TNto tenemos los españoles muchos motivos para sentirnos orgullosos, en la medida en que somos herederos de quienes nos precedieron, de la llamada Guerra de las Naranjas o agresión injustificable contra nuestros vecinos. Fuimos de la mano de otro invasor, el ejército napoleónico, y, vilmente, pretendimos repartirnos Portugal. Y todo para intentar cumplir las ambiciones de ese badajocense ilustre al que se le ha dedicado un ninot en la plaza de San Atón. Resultado de aquella acción miserable fue la conquista de Olivenza. A estas alturas no parece razonable intentar dar marcha atrás. Ni en esto, ni en Ceuta y Melilla, ni, si me apuran, en Gibraltar. Pero deberíamos, como poco, entender que a los ciudadanos de los países limítrofes les escuezan determinadas cosas, como a nosotros nos pican otras.

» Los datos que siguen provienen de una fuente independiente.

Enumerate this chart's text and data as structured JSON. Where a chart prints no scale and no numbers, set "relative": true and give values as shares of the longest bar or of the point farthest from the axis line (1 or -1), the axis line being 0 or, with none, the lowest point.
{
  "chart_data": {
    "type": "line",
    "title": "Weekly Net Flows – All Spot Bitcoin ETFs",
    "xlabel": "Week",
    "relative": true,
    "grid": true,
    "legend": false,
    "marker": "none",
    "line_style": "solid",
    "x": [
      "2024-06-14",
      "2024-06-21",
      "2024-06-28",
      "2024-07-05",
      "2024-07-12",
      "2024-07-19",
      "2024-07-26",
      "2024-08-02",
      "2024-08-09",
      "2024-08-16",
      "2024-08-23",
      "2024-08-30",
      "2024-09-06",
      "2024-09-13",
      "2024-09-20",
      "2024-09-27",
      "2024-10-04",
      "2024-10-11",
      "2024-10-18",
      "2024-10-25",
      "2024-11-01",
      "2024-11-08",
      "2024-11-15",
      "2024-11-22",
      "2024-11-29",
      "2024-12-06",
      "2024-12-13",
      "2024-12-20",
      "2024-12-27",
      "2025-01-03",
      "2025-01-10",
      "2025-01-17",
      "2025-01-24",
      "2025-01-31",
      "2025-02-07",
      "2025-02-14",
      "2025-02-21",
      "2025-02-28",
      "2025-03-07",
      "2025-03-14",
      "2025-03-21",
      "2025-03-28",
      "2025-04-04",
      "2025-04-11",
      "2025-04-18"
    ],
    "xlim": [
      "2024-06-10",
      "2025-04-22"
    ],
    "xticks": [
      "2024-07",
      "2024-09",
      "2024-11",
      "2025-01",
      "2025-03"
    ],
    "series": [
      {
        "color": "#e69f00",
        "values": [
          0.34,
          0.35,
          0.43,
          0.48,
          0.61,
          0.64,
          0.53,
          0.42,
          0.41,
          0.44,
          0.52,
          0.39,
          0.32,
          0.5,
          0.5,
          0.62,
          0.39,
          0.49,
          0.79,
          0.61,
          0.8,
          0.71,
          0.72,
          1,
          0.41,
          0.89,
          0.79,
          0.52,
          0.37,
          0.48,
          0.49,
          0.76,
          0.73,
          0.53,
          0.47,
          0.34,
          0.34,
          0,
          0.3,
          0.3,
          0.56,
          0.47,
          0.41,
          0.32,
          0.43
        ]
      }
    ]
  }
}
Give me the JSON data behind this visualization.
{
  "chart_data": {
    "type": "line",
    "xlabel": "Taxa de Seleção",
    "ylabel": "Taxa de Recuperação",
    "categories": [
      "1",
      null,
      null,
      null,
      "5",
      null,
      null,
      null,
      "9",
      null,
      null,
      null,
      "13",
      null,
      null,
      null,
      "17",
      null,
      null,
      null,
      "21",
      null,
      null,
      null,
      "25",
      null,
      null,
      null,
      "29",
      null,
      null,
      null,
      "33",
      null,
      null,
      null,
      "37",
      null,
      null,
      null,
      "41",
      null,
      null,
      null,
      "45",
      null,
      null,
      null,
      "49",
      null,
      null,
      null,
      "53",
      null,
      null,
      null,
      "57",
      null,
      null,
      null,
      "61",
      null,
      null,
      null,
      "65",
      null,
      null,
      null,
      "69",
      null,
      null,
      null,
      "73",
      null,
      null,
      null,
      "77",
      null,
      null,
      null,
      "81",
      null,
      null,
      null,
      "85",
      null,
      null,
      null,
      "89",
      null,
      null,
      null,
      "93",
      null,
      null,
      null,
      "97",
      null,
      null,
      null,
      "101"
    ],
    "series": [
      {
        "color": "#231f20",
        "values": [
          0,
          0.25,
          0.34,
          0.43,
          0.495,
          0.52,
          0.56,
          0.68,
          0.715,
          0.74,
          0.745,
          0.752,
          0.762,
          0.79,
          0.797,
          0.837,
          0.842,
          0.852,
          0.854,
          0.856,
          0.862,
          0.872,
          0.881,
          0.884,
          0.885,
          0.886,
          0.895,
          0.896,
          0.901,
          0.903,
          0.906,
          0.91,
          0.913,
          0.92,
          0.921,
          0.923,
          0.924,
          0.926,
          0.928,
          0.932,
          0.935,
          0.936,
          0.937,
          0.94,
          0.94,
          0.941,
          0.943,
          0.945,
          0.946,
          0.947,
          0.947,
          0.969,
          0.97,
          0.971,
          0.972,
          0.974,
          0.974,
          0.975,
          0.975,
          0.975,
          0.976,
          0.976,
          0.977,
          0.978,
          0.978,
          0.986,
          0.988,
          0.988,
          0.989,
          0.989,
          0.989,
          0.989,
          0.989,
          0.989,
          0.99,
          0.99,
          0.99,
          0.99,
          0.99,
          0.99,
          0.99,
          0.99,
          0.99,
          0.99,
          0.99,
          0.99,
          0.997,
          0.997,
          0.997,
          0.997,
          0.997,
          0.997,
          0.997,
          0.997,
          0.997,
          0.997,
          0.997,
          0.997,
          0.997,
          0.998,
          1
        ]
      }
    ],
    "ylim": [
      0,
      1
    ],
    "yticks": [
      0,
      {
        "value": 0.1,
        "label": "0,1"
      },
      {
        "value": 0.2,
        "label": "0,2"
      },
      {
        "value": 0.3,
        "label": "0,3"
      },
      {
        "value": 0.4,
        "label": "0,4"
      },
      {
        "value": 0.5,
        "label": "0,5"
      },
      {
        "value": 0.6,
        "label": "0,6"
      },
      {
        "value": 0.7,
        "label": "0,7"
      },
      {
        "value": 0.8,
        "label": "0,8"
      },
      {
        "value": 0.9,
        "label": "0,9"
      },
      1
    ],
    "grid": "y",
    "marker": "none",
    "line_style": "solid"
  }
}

Ahora el alcalde de Olivenza parece --digo parece-- querer revivir la azaña con una obra teatral que la conmemora. No niego la buena voluntad, ni se me oculta la necesidad de cierto literato de buscar tajo. Nada me parece mal. Lo único es que comprendo la irritación de algunos portugueses.

Durante años la corporación oliventina ha usado un tacto, que no desdice de sus orígenes lusitanos, para intentar limar asperezas y crear vínculos, soslayando reivindicaciones de Estado. Con mucho cariño se han tendido puentes --literalmente, con el de Ajuda-- y no es cosa de tirar todo ese trabajo por la borda convirtiendo un error, subsanable, en una cuestión política. En el peor sentido del término.

Hagan fiestas, conmemoren su historia, atraigan turistas y den faena a los teatreros, a la vez que entretienen al respetable. Pero no enreden con los sentimientos. Dejen que las heridas se cierren. Somos vecinos, estamos en la Comunidad Europea, mantenemos, casi por primera vez en la Historia, unas relaciones muy cordiales y estamos olvidando la desconfianza, allí, y la soberbia, aquí. Déjenlo ahí. No es un problema de partidos. Es una cuestión de sensibilidades. Bastante vergüenza producen algunas páginas de la historia común. También a los descendientes de los antaño triunfadores. O, al menos, a algunos.